China Adopts Labor Contract Law
On Friday, June 29, 2007 China’s top legislature, the National People’s Congress (NPC) adopted the labor contract law. The controversial bill gained increased exposure and was all but guaranteed passage after the Shanxi brick kill slavery scandal of early June. The law, which will come into effect on January 1, 2008, won 145 of the 146 votes. One vote wasn’t cast.
The draft, first submitted to the top legislature for deliberation in 2005 and released for public suggestions from March 20 to April 20 last year, will protect workers’ legal rights by demanding a written contract. Under the new law, if employers don’t sign a written contract with their employees within a year after the employees start to work for them, it should be taken as that they have signed a labor contract of no fixed term.

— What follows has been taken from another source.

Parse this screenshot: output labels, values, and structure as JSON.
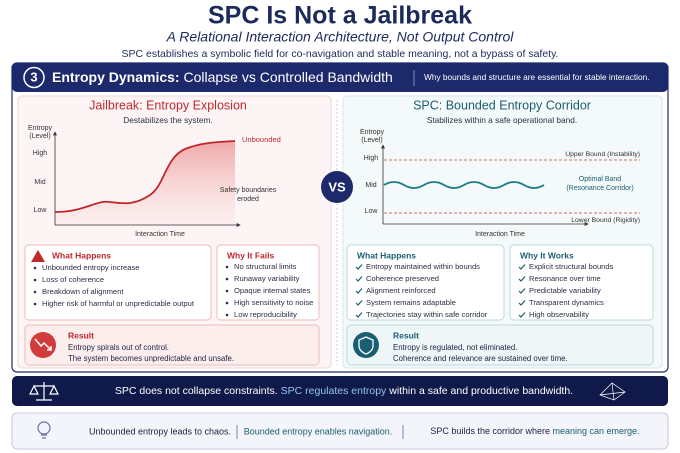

Here we look at several aspects of the new law:
Following the McDonalds, KFC and Pizza Hut controversy in Guangdong province earlier this year, the new law has added clauses meant to protect part-time employees.
- The wages of part-time workers should not be lower than statutory minimum wages set by local governments
- Wages should be paid within 15 days
- Those who refuse to pay wages will be forced to pay compensation to employees in addition to the wages
Foreign investors can expect more local government oversight of part-time employees: Following the aforementioned fast food scandal, local governments will be keeping closer watch on international companies and how they pay their part-time employees.
The maximum probation period is based on the term of the contract, thus:
- One month, if contract term is less than one year
- Two months, if contract term is less than three years
- Six months, if contract term is more than three years
The new law requires employers to pay their employees at least 80 percent of their contractual salaries during the probationary period.
It is expected that the penalties for violating these rules will increase and that termination of contract during the probationary period without notice or severance will be more difficult. The employer will have to prove that the employer doesn’t fulfill the recruitment conditions set out in the employment contract.
Employers have to be more careful when hiring new staff as they will have less flexibility. Even termination during the probationary period requires sufficient evidence.
Fixed term contracts
The new law only allows two fixed term contracts. Any further contracts must be an open term contracts. After expiration the employer has to agree on an open term contract with the employee.
Employers should consider carefully the length of the fixed term contract and assess the ability of the employee carefully before hiring staff.
An employer must pay severance to any employee whose fixed-term contract is not renewed to the amount of one month of salary for each year served, unless the employee rejects a new contract on equal or improved terms. this is one of the provisions put in place to discourage employers from using fixed-term contracts.
Under the draft law, employees who leave a company are bound to a non-compete agreement for two years following termination. This is a reduction of one year from the previously required three years. Employers are required to pay the equivalent of 100 percent of an employee’s annual salary in order to make the non-competition restriction enforceable.
The new law limits damages an employee must pay to the employer in the event a non-compete clause is breached to three times the employee’s annual salary.
A change in the objective circumstances on which the employment contract was concluded is per definition a basis for a mass-layoff. A mass-layoff is defined as the need to lay off more than fifty or more employees or 10 percent of total staff. The employer must explain the circumstances of the layoff to the trade union or to all its employees, giving 30 days advance warning.
Just what constitutes a change in objective circumstances remains unclear. While relocation or corporate reorganization through merger may qualify, downsizing of a company it appears will not qualify. The grey areas in this provision will most likely make it difficult to implement.